Diese Feststellung im Rahmen der Einheitsbewertung hat zwar keine steuerliche Auswirkung mehr, jedoch richtet sich die Einordnung der Grundstücke bei der Bedarfsbewertung nach den gleichen Kriterien. Daher ist diese Unterscheidung im Bezug auf die hohen Freibeträge bei der Erbschaftsteuer für betriebliches Vermögen bei der Bedarfsbewertung zurzeit noch von Bedeutung.

VI. Die neuen Bundesländer

In den neuen Bundesländern ist eine Einheitswertermittlung auf den 01.01.1964 nicht vorgenommen worden[6]. Für das land- und forstwirtschaftliche Vermögen werden daher Ersatzwirtschaftswerte berücksichtigt. Für Grundvermögen wird auf zum 01.01.1935 ermittelten Einheitswerte, zum Teil mit erhöhten Sätzen, zurückgegriffen[7].

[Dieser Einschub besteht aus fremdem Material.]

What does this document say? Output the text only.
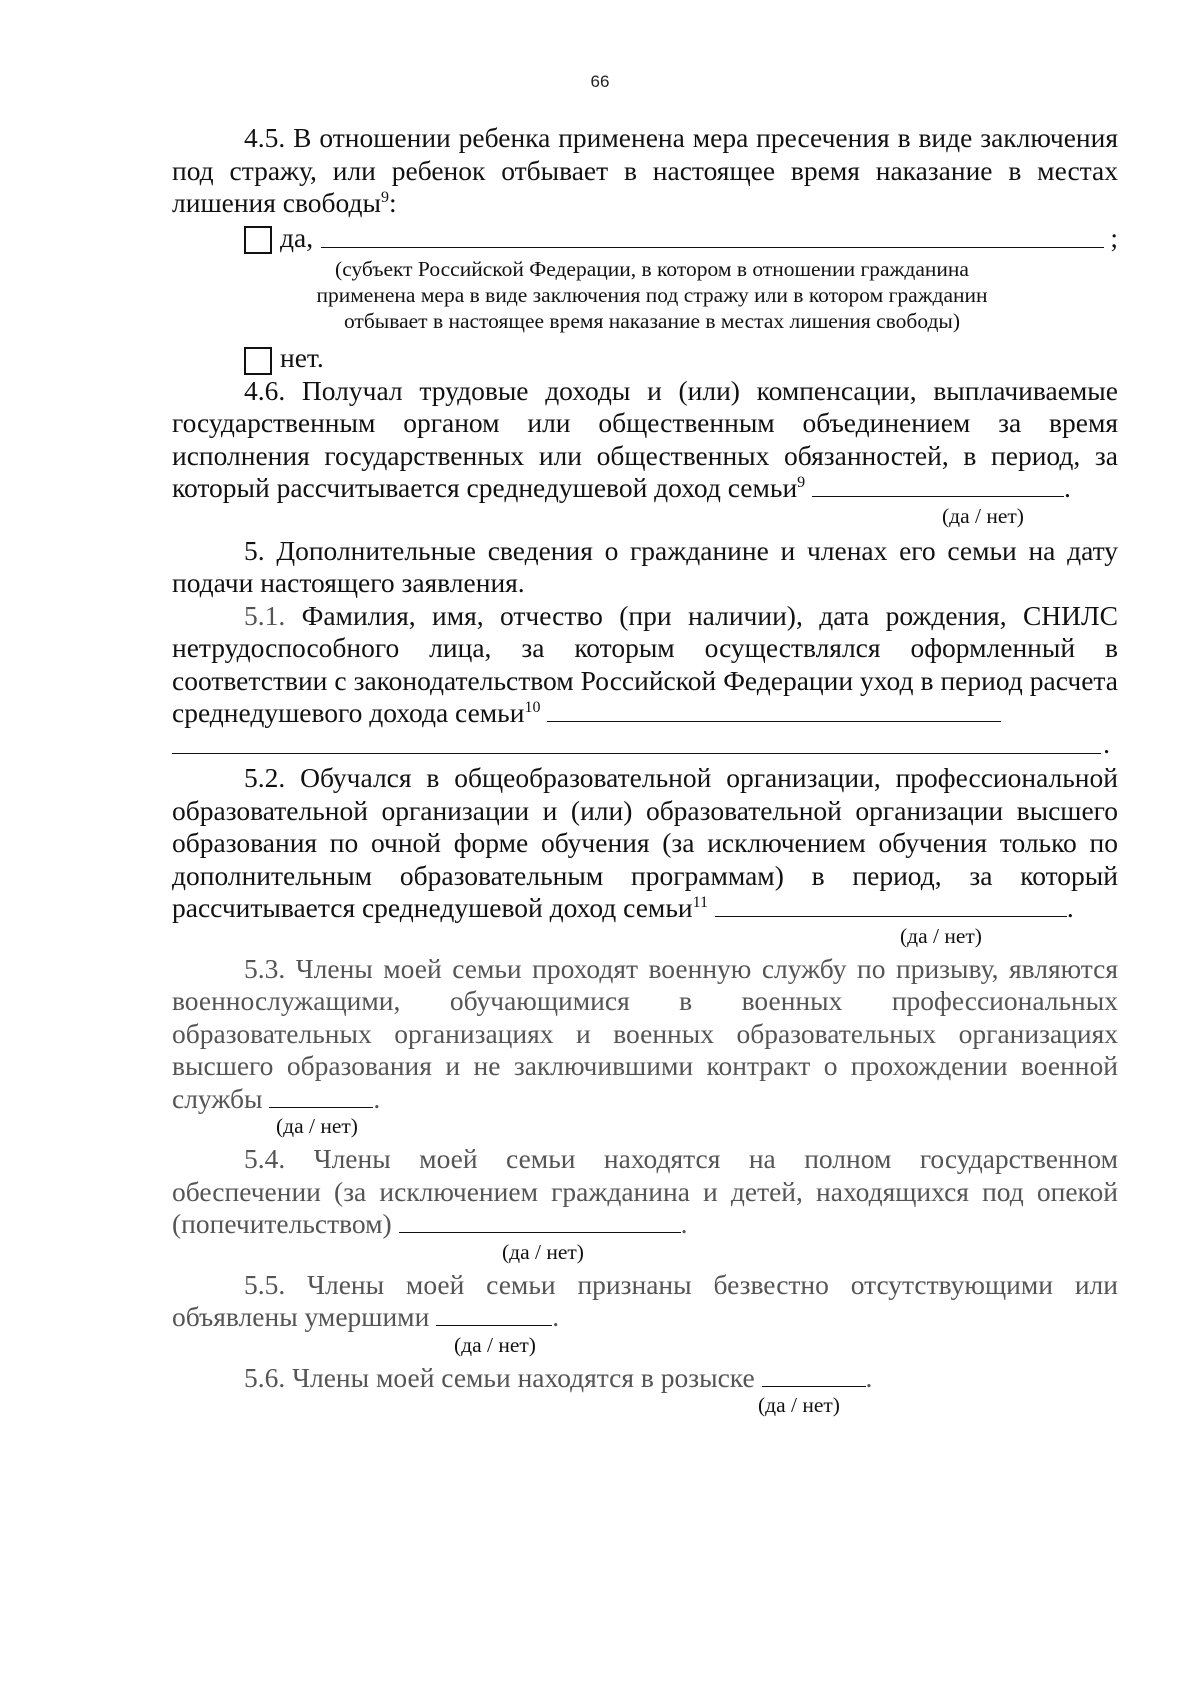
66

4.5. В отношении ребенка применена мера пресечения в виде заключения под стражу, или ребенок отбывает в настоящее время наказание в местах лишения свободы$^9$:

да,	;
(субъект Российской Федерации, в котором в отношении гражданина
применена мера в виде заключения под стражу или в котором гражданин
отбывает в настоящее время наказание в местах лишения свободы)
нет.

4.6. Получал трудовые доходы и (или) компенсации, выплачиваемые государственным органом или общественным объединением за время исполнения государственных или общественных обязанностей, в период, за который рассчитывается среднедушевой доход семьи$^9$	.

(да / нет)

5. Дополнительные сведения о гражданине и членах его семьи на дату подачи настоящего заявления.

5.1. Фамилия, имя, отчество (при наличии), дата рождения, СНИЛС нетрудоспособного лица, за которым осуществлялся оформленный в соответствии с законодательством Российской Федерации уход в период расчета среднедушевого дохода семьи$^{10}$

.

5.2. Обучался в общеобразовательной организации, профессиональной образовательной организации и (или) образовательной организации высшего образования по очной форме обучения (за исключением обучения только по дополнительным образовательным программам) в период, за который рассчитывается среднедушевой доход семьи$^{11}$	.

(да / нет)

5.3. Члены моей семьи проходят военную службу по призыву, являются военнослужащими, обучающимися в военных профессиональных образовательных организациях и военных образовательных организациях высшего образования и не заключившими контракт о прохождении военной службы	.

(да / нет)

5.4. Члены моей семьи находятся на полном государственном обеспечении (за исключением гражданина и детей, находящихся под опекой (попечительством)	.

(да / нет)

5.5. Члены моей семьи признаны безвестно отсутствующими или объявлены умершими	.

(да / нет)

5.6. Члены моей семьи находятся в розыске	.

(да / нет)
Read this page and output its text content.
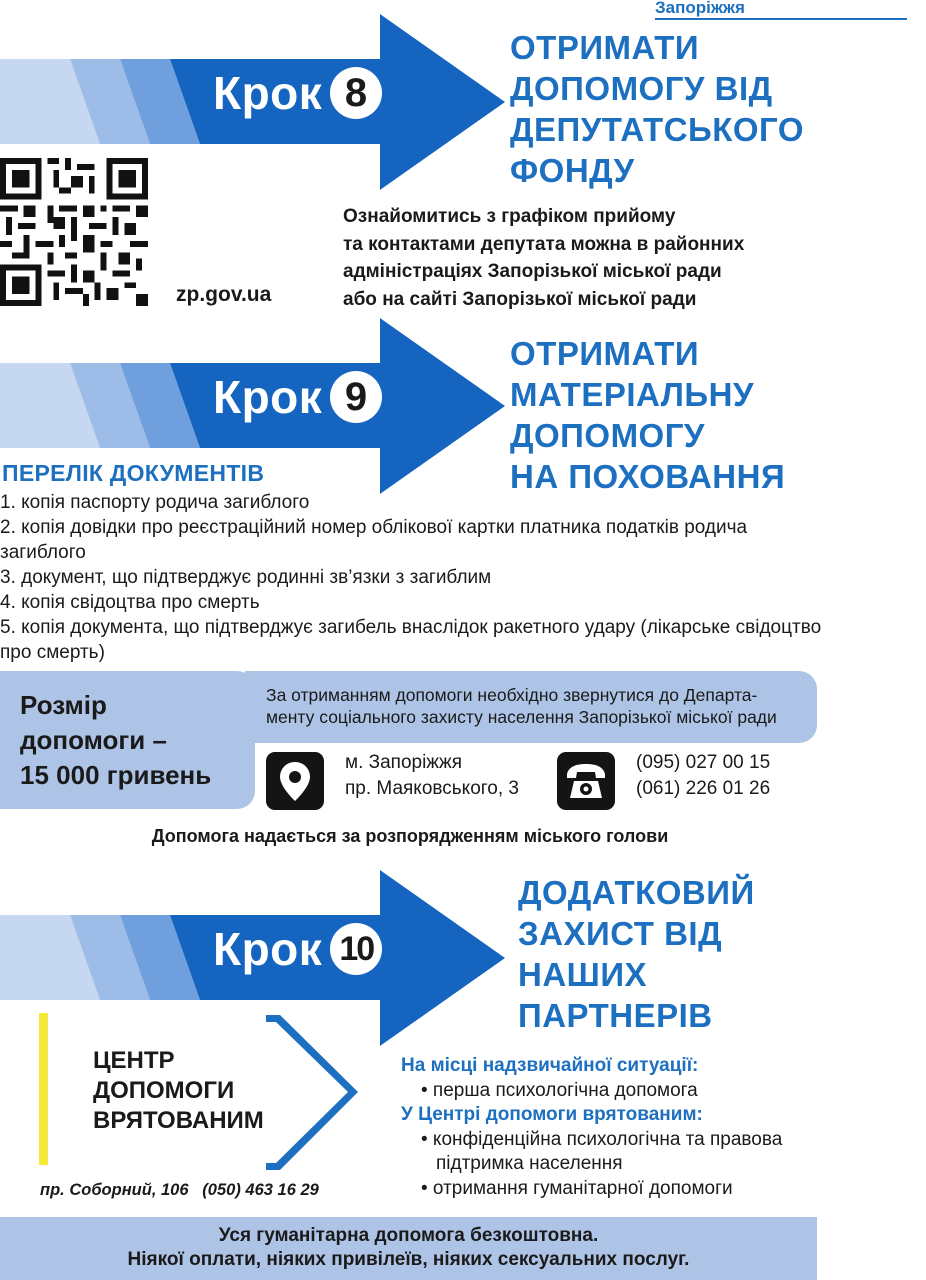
Запоріжжя
Крок 8
ОТРИМАТИ
ДОПОМОГУ ВІД
ДЕПУТАТСЬКОГО
ФОНДУ
zp.gov.ua
Ознайомитись з графіком прийому
та контактами депутата можна в районних
адміністраціях Запорізької міської ради
або на сайті Запорізької міської ради
Крок 9
ОТРИМАТИ
МАТЕРІАЛЬНУ
ДОПОМОГУ
НА ПОХОВАННЯ
ПЕРЕЛІК ДОКУМЕНТІВ
1. копія паспорту родича загиблого
2. копія довідки про реєстраційний номер облікової картки платника податків родича загиблого
3. документ, що підтверджує родинні зв’язки з загиблим
4. копія свідоцтва про смерть
5. копія документа, що підтверджує загибель внаслідок ракетного удару (лікарське свідоцтво про смерть)
Розмір
допомоги –
15 000 гривень
За отриманням допомоги необхідно звернутися до Департа-
менту соціального захисту населення Запорізької міської ради
м. Запоріжжя
пр. Маяковського, 3
(095) 027 00 15
(061) 226 01 26
Допомога надається за розпорядженням міського голови
Крок 10
ДОДАТКОВИЙ
ЗАХИСТ ВІД
НАШИХ
ПАРТНЕРІВ
ЦЕНТР
ДОПОМОГИ
ВРЯТОВАНИМ
пр. Соборний, 106 (050) 463 16 29
На місці надзвичайної ситуації:
• перша психологічна допомога
У Центрі допомоги врятованим:
• конфіденційна психологічна та правова
підтримка населення
• отримання гуманітарної допомоги
Уся гуманітарна допомога безкоштовна.
Ніякої оплати, ніяких привілеїв, ніяких сексуальних послуг.
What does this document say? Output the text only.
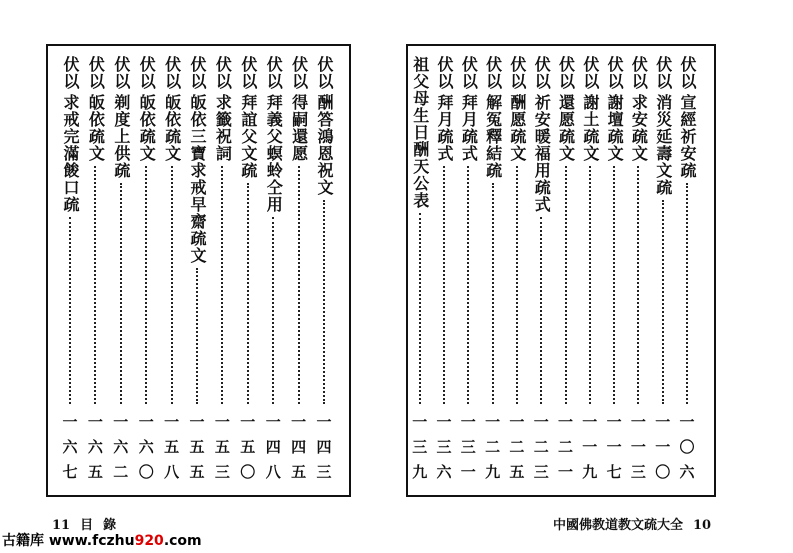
伏以
酬答鴻恩祝文
一
四
三
伏以
得嗣還愿
一
四
五
伏以
拜義父螟蛉仝用
一
四
八
伏以
拜誼父文疏
一
五
〇
伏以
求籤祝詞
一
五
三
伏以
皈依三寶求戒早齋疏文
一
五
五
伏以
皈依疏文
一
五
八
伏以
皈依疏文
一
六
〇
伏以
剃度上供疏
一
六
二
伏以
皈依疏文
一
六
五
伏以
求戒完滿餕口疏
一
六
七
伏以
宣經祈安疏
一
〇
六
伏以
消災延壽文疏
一
一
〇
伏以
求安疏文
一
一
三
伏以
謝壇疏文
一
一
七
伏以
謝土疏文
一
一
九
伏以
還愿疏文
一
二
一
伏以
祈安暖福用疏式
一
二
三
伏以
酬愿疏文
一
二
五
伏以
解冤釋結疏
一
二
九
伏以
拜月疏式
一
三
一
伏以
拜月疏式
一
三
六
祖父母生日酬天公表
一
三
九
11 目 錄	中國佛教道教文疏大全 10
古籍库 www.fczhu920.com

VII. Zukünftige Entwicklung des Einheitswerts

Es ist seit längerer Zeit in der Diskussion, ob sich der Verwaltungsaufwand für die Einheitsbewertung angesichts der geringen steuerlichen Bedeutung der Einheitswerte noch rechtfertigen lässt[8]. Was ursprünglich der Steuervereinfachung diente (nur eine Ermittlung für viele Steuerarten), ist mittlerweile zum Bürokratismus lediglich für die Grundsteuer ausgeartet. Ein effizienteres Verfahren, das von der Wertermittlung auf den 01.01.1964 Abstand nimmt, ist dringend erforderlich. Ein Reformvorschlag der Länder Bayern und Rheinland-Pfalz wurde jedoch nicht umgesetzt.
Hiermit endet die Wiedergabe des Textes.